Not everyone did this, even back in the day.  Journalists often carried portable typewriters to their assignments.  They typed their reports on-site, transmitted them to their editors and proofreaders, who amended sentence structure, spelling, and grammar.  Often the editor enhanced readability, a hint that maybe the best thinking and expression took a hit when typed.  Then onto the typesetters.

Word Processing and computerized editing changed that.  Now available for 30 years, I and undoubtedly a majority, now think and type, bypassing the pen altogether.  Editing for presentation still takes as much effort as composition, but most output never has public readers as its intent.  Is the thinking that goes into creation as discerning when ideas go directly to keyboard?  Some studies and YouTube Videos suggest not.  As a result, the sales of pocket notebooks and desktop journals have increased.  Personal planners with 7-rings and removable pages still compete successfully with computerized personal productivity programs.  There are elements that the computers have not yet matched.  The electronics excel at reminding or carrying over individual tasks.  It does not do as well in creating priorities or sorting goals.

While I do my best to go from mind to keyboard to create compositions, respond to the written work of others, and generate emails, some mental tasks still seem to perform better with a pen and paper.  Every night I take out a marble composition book to jot down three of the day's accomplishments.  My exercise attainments goes into a written log each week.  Every day I write something that annoyed me into a spiral notebook, then turn back one month and six months to see how the untoward experiences of those days have largely resolved.

I've tried electronic planning.
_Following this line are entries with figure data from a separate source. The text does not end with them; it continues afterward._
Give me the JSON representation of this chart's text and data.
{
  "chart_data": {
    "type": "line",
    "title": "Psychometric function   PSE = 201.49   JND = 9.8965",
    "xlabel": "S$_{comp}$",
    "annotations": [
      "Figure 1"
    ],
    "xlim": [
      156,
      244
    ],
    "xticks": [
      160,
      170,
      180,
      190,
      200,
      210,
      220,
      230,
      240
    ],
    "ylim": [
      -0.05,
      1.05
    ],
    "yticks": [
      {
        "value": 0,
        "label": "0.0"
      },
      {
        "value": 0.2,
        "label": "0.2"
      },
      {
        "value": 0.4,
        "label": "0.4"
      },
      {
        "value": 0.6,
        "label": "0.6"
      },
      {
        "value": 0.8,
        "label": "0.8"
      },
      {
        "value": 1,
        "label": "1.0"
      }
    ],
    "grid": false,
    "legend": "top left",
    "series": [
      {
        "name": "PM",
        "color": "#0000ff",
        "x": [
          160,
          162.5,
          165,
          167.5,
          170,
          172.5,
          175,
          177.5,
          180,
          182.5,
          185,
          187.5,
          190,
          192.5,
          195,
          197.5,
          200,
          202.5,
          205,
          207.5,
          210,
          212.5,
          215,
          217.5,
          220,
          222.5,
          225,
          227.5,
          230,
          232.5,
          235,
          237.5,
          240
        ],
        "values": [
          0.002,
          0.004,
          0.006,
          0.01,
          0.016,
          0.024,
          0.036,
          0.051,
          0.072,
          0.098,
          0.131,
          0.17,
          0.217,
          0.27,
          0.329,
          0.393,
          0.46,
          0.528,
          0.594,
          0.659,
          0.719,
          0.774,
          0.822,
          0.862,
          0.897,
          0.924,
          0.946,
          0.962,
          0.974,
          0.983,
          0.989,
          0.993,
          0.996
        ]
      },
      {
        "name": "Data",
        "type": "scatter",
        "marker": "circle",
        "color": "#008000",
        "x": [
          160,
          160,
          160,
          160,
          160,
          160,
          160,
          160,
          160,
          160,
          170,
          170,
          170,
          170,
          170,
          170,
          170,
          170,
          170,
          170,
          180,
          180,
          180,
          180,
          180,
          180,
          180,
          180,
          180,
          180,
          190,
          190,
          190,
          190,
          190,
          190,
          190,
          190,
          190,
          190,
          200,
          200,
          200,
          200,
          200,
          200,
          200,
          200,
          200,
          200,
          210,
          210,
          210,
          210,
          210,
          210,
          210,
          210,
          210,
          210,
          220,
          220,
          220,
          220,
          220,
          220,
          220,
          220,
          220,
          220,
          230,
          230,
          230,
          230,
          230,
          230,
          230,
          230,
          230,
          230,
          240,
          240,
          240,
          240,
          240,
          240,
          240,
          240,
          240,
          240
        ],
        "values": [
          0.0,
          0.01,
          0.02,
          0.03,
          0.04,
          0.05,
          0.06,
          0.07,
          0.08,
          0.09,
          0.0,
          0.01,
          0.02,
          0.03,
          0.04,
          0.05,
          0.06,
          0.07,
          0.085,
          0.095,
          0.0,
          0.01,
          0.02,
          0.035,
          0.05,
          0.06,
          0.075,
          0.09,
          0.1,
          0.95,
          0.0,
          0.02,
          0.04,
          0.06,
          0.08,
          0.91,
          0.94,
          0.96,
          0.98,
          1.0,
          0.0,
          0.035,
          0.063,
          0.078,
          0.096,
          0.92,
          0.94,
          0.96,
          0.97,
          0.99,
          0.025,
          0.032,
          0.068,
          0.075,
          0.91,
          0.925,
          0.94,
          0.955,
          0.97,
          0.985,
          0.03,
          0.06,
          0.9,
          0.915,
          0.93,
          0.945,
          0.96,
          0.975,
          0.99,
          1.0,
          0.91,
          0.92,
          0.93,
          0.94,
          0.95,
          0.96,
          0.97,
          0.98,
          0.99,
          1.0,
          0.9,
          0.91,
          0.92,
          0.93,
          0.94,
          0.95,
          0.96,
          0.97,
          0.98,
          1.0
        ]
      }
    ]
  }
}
Todoist doesn't even come close to a writing pad.  Weekly outline every Sunday, color coded by type of task.  Every evening, that weekly outline gets reviewed with the next day's intended activities transcribed onto what is effectively a half-sheet of blank computer paper.  My six month projects appear not on a screen but on a whiteboard in my line of sight to the left of my desk.  Not only does it enable me to think, to discern, but my handwriting remains recognizable as mine.
I've never abandoned pen and paper.  Perhaps I should use them more.  On my last Amazon order, I included two pocket notebooks.  The first went into my cross-chest carrier, along with a mini digital recorder.  I can generate thoughts portably, in airplane or in coffee shop.  Ideas and reflection still require thinking, pausing, and transcribing.  Not very different than how the best of my teachers taught me how to create and record.  Predictions of the computer making paper obsolete just did not materialize, and for good reason.